Fardas interest is in using microgravity to create new materials or advance research into specific products on the International Space Station. According to TechCrunch, for example, we can make bioprinted devices or Semiconductors Even if nothing is announced at the moment because no contract has been signed with the client.

In order to make the flight, Varda Space must find partners to make the flight to low Earth orbit. This is the place SpaceX The latest offering comes in a show of companies looking to send things into space to take advantage of one of their scheduled flights to do so. In short, the two companies are on a journey through space together. When they reach their destination, they separate and each goes to work for himself. In short, a kind of spatial car sharing. A little different from your Sunday trip between Angers and Paris

Varda Space has announced that it wants to move its factory to Falcon 9, Properties SpaceXBefore the start of the year 2023 launchers From SpaceX, it will carry the supplies needed to set up the plant in space. If the companies dont reveal any of the contract terms, we know the machine will spend about three months in orbit testing these new manufacturing technologies.

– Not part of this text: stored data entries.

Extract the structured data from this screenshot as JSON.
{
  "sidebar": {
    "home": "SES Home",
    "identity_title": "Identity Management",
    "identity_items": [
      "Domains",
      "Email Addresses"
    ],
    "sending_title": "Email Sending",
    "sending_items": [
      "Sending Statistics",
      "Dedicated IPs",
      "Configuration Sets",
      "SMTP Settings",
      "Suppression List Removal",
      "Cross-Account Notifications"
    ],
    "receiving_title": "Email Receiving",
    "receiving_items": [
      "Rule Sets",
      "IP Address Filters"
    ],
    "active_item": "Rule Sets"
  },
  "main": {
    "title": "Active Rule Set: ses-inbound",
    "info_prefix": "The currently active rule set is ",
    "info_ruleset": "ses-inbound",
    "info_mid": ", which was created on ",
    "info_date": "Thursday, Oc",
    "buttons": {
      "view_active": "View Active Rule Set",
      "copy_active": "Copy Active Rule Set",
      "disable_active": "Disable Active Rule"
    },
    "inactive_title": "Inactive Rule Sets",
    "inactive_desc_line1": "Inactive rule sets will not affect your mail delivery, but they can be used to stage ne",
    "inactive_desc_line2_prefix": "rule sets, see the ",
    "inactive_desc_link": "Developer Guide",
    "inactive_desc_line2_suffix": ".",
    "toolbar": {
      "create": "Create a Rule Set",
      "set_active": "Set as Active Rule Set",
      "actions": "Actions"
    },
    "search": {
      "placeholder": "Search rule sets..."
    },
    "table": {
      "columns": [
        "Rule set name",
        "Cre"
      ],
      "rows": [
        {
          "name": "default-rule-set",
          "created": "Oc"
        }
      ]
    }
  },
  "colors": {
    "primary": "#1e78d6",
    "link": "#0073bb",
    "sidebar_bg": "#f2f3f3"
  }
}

However, another launch option has been explored using Electron missiles by Lab racket. But Varda Space did not want to put all its eggs in one basket, as the New Zealand company would provide the spacecraft to house supplies, as well as the capsule to return to Earth. A very important capsule since returningAtmosphere It is made at Mach 28 and the material should not break Drop.

In fact, the most complex moment from industrialization to recovery remains the moment of return. Mach 28 times the speed of sound (1,224 km/h). Think of science fiction movies where we see the capsule returning to Earth. Now imagine moving sensitive materials through this uncertain environment while absorbing many outside influences. This will undoubtedly be one of the pivotal moments of the mission.

Unlike other spacecraft specializing in communications or imaging, Varda Space and its Space Factory It does not require a specific task path. It is enough to stay there low earth orbit. Lessons learned during this first trip may enable others to implement. Varda Space hopes to launch a second or even a third by the end of 2024.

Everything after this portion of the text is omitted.